ARCHITECT

ROJO / FERNÁNDEZ-SHAW

PROJECT

RUNNYMEDE CAMPUS AND FOUNDERS HALL 2020

In November 2016, Runnymede College – a British school located in Madrid, Spain – called for an architecture competition to configure its premises, of 6.760 sq. mt. property including new and existing buildings, the common spaces and the sports grounds, according to an Anglo Saxon academic and environmental model. A pragmatic approach to knowledge, interdisciplinary programs, the charismatic figure of the tutor and an emphasis on collaborative work shape the character of the spatial organization, its atmosphere and the system of visual and physical relationships. 


Rojo/Fernández-Shaw won the competition with the catchword “UNCAMPUS” (one campus).

The proposal UNCAMPUS endowed the school premises with the programmatic spirit with which it was founded 52 years ago. Thus, the campus is designed as an open field, where outdoors spaces and gathering areas acquire the prominent role, while buildings are conceived as pavilions scattered along unbounded precincts.


Thus, the general structure is organized around a symbolic place whose undelimited form adapts to the school’s life and reshapes with it along the day. There Runnymede’s identity becomes visible, housing simultaneously the movement and encounters of school’s daily life. And the architecture of pavilions dissolves informally as independent fragments along a picturesque garden. 


Founder’s Hall:


For the sake of sustainability and economy, Founders Hall takes an existing structure on site as its point of departure. Built of a conventional modular system of post and beam porticoes, it provided the new architecture with a geometrical and dimensional base. The two-floor structure was completed and extended by a new system of steel trusses that allowed for the widening of the module (the two central columns in the porticoes were removed and the width span covered with no intermediate structure), the opening of the planimetric space and the introduction of natural light through skylights on the roof.  


In the plan the repetition of modular and neutral rooms facilitates a variety of arrangements and spatial organizations through the furniture, pointing at flexibility, adaptation and change as central concerns in the design of the building. As a strategy in the section, the vertical stacking of levels is qualified by the changing relationship with the outdoors: North as opposed to South, seated or standing up, etc.
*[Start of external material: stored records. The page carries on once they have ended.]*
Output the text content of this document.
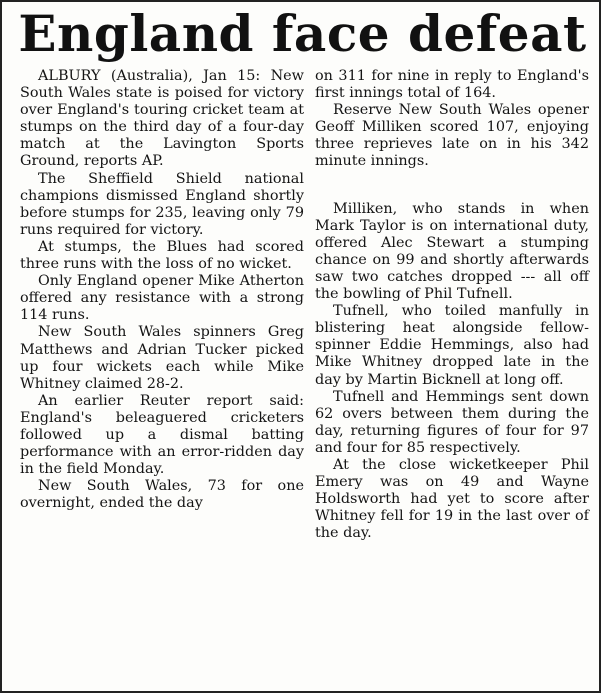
England face defeat

ALBURY (Australia), Jan 15: New South Wales state is poised for victory over England's touring cricket team at stumps on the third day of a four-day match at the Lavington Sports Ground, reports AP.

The Sheffield Shield national champions dismissed England shortly before stumps for 235, leaving only 79 runs required for victory.

At stumps, the Blues had scored three runs with the loss of no wicket.

Only England opener Mike Atherton offered any resistance with a strong 114 runs.

New South Wales spinners Greg Matthews and Adrian Tucker picked up four wickets each while Mike Whitney claimed 28-2.

An earlier Reuter report said: England's beleaguered cricketers followed up a dismal batting performance with an error-ridden day in the field Monday.

New South Wales, 73 for one overnight, ended the day

on 311 for nine in reply to England's first innings total of 164.

Reserve New South Wales opener Geoff Milliken scored 107, enjoying three reprieves late on in his 342 minute innings.

Milliken, who stands in when Mark Taylor is on international duty, offered Alec Stewart a stumping chance on 99 and shortly afterwards saw two catches dropped --- all off the bowling of Phil Tufnell.

Tufnell, who toiled manfully in blistering heat alongside fellow-spinner Eddie Hemmings, also had Mike Whitney dropped late in the day by Martin Bicknell at long off.

Tufnell and Hemmings sent down 62 overs between them during the day, returning figures of four for 97 and four for 85 respectively.

At the close wicketkeeper Phil Emery was on 49 and Wayne Holdsworth had yet to score after Whitney fell for 19 in the last over of the day.
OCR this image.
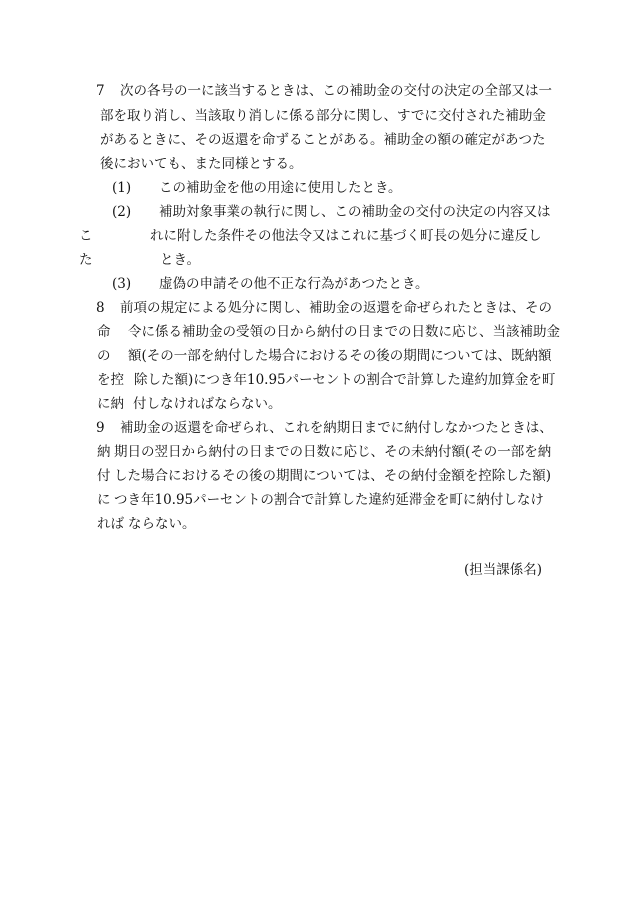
7 次の各号の一に該当するときは、この補助金の交付の決定の全部又は一
部を取り消し、当該取り消しに係る部分に関し、すでに交付された補助金
があるときに、その返還を命ずることがある。補助金の額の確定があつた
後においても、また同様とする。
(1) この補助金を他の用途に使用したとき。
(2) 補助対象事業の執行に関し、この補助金の交付の決定の内容又は
こ	れに附した条件その他法令又はこれに基づく町長の処分に違反し
た	とき。
(3) 虚偽の申請その他不正な行為があつたとき。
8 前項の規定による処分に関し、補助金の返還を命ぜられたときは、その
命 令に係る補助金の受領の日から納付の日までの日数に応じ、当該補助金
の 額(その一部を納付した場合におけるその後の期間については、既納額
を控 除した額)につき年10.95パーセントの割合で計算した違約加算金を町
に納 付しなければならない。
9 補助金の返還を命ぜられ、これを納期日までに納付しなかつたときは、
納 期日の翌日から納付の日までの日数に応じ、その未納付額(その一部を納
付 した場合におけるその後の期間については、その納付金額を控除した額)
に つき年10.95パーセントの割合で計算した違約延滞金を町に納付しなけ
れば ならない。
(担当課係名)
The envelope is transparent on the Ground floor, metallic and translucent up above, enabling the view and the light to pass through like a lattice. Depending on the point of view, as well as on the environmental conditions, 

the volume solidifies in its borders or dissolves them. Open and closed, solid and light, opaque and transparent, the perception of its geometry and materiality depends upon very particular and changing circumstances.


The material palette is deliberately reduced and abstract. For example, in the interrupted continuity of horizontal windows that wrap the volume all around, or in the modular coincidence between the waved steel panel on the façade and the waved shaped ceramic tile or, finally, the cloth-like metallic and perforated envelope, simultaneously light and heavy.